Interpretation of Results¶
PCA Explained Variance¶
The scree plot shows no sharp "elbow" — variance is spread gradually across many components. The top component explains only ~4%, and even 100 components reach only about 70%. This is typical of high-dimensional semantic embeddings where meaning is distributed across many dimensions rather than concentrated in a few. The 22.3% captured by 10 PCA components confirms that PCA is a poor fit for this data.
UMAP vs PCA Comparison¶
PCA shows a diffuse blob with no visible structure. UMAP reveals clear local structure: many small dense clumps connected by sparser regions, with some isolated clusters at the periphery. UMAP is preserving local neighborhood relationships that PCA misses entirely.
Morphological Variant Clustering¶
Many of the tight clumps visible in the UMAP plot likely correspond to groups of morphological variants of the same root concept. Because we did not stem or lemmatize indicators before embedding (a settled decision — the embedding model handles morphological variation in semantic space), variants like "contribute to", "contributes to", "contributing", "contributing in", "contributing to", "contribution from", "contribution to", and "contributors to" all receive very similar embeddings and land in tight local neighborhoods. This is the embedding model working as intended, but it means that fine-grained clustering algorithms like HDBSCAN will likely find hundreds of small variant-level clusters (as seen in the earlier exploratory finding of 353 HDBSCAN clusters) rather than a smaller number of wordplay-type-level clusters. This observation is relevant to the open question about two-stage clustering (see OPEN_QUESTIONS.md, Q5).

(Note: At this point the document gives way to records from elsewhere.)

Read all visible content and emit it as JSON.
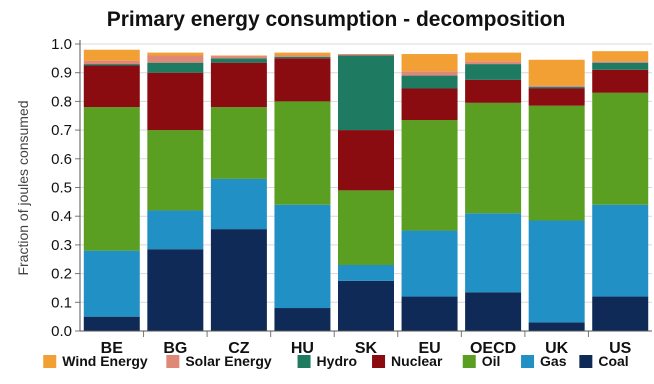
{
  "chart_data": {
    "type": "bar",
    "stacked": true,
    "title": "Primary energy consumption - decomposition",
    "xlabel": "",
    "ylabel": "Fraction of joules consumed",
    "ylim": [
      0,
      1.0
    ],
    "yticks": [
      "0.0",
      "0.1",
      "0.2",
      "0.3",
      "0.4",
      "0.5",
      "0.6",
      "0.7",
      "0.8",
      "0.9",
      "1.0"
    ],
    "grid": "horizontal",
    "legend_position": "bottom",
    "categories": [
      "BE",
      "BG",
      "CZ",
      "HU",
      "SK",
      "EU",
      "OECD",
      "UK",
      "US"
    ],
    "series": [
      {
        "name": "Coal",
        "color": "#0f2a56",
        "values": [
          0.05,
          0.285,
          0.355,
          0.08,
          0.175,
          0.12,
          0.135,
          0.03,
          0.12
        ]
      },
      {
        "name": "Gas",
        "color": "#2190c4",
        "values": [
          0.23,
          0.135,
          0.175,
          0.36,
          0.055,
          0.23,
          0.275,
          0.355,
          0.32
        ]
      },
      {
        "name": "Oil",
        "color": "#5a9e22",
        "values": [
          0.5,
          0.28,
          0.25,
          0.36,
          0.26,
          0.385,
          0.385,
          0.4,
          0.39
        ]
      },
      {
        "name": "Nuclear",
        "color": "#8a0b10",
        "values": [
          0.145,
          0.2,
          0.155,
          0.15,
          0.21,
          0.11,
          0.08,
          0.06,
          0.08
        ]
      },
      {
        "name": "Hydro",
        "color": "#1f7a62",
        "values": [
          0.005,
          0.035,
          0.015,
          0.005,
          0.26,
          0.045,
          0.055,
          0.005,
          0.025
        ]
      },
      {
        "name": "Solar Energy",
        "color": "#e08878",
        "values": [
          0.012,
          0.025,
          0.008,
          0.005,
          0.005,
          0.015,
          0.01,
          0.005,
          0.005
        ]
      },
      {
        "name": "Wind Energy",
        "color": "#f29f34",
        "values": [
          0.038,
          0.01,
          0.002,
          0.01,
          0.0,
          0.06,
          0.03,
          0.09,
          0.035
        ]
      }
    ],
    "legend": [
      "Wind Energy",
      "Solar Energy",
      "Hydro",
      "Nuclear",
      "Oil",
      "Gas",
      "Coal"
    ]
  }
}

Implications for Clustering¶
The UMAP plot is encouraging. The visible local structure confirms there is real semantic organization in the indicator space. However, the overall shape is one large connected mass rather than 8 cleanly separated islands, which is consistent with the primary hypothesis that indicators will not separate cleanly into 8 wordplay types. Density-based methods (HDBSCAN) can find clusters within this connected space, but the natural granularity may be at the variant/conceptual-metaphor level rather than the wordplay-type level. The clustering notebook (Stage 4) will first attempt k=8 as a baseline to characterize how well wordplay types can be recovered, then explore other granularities.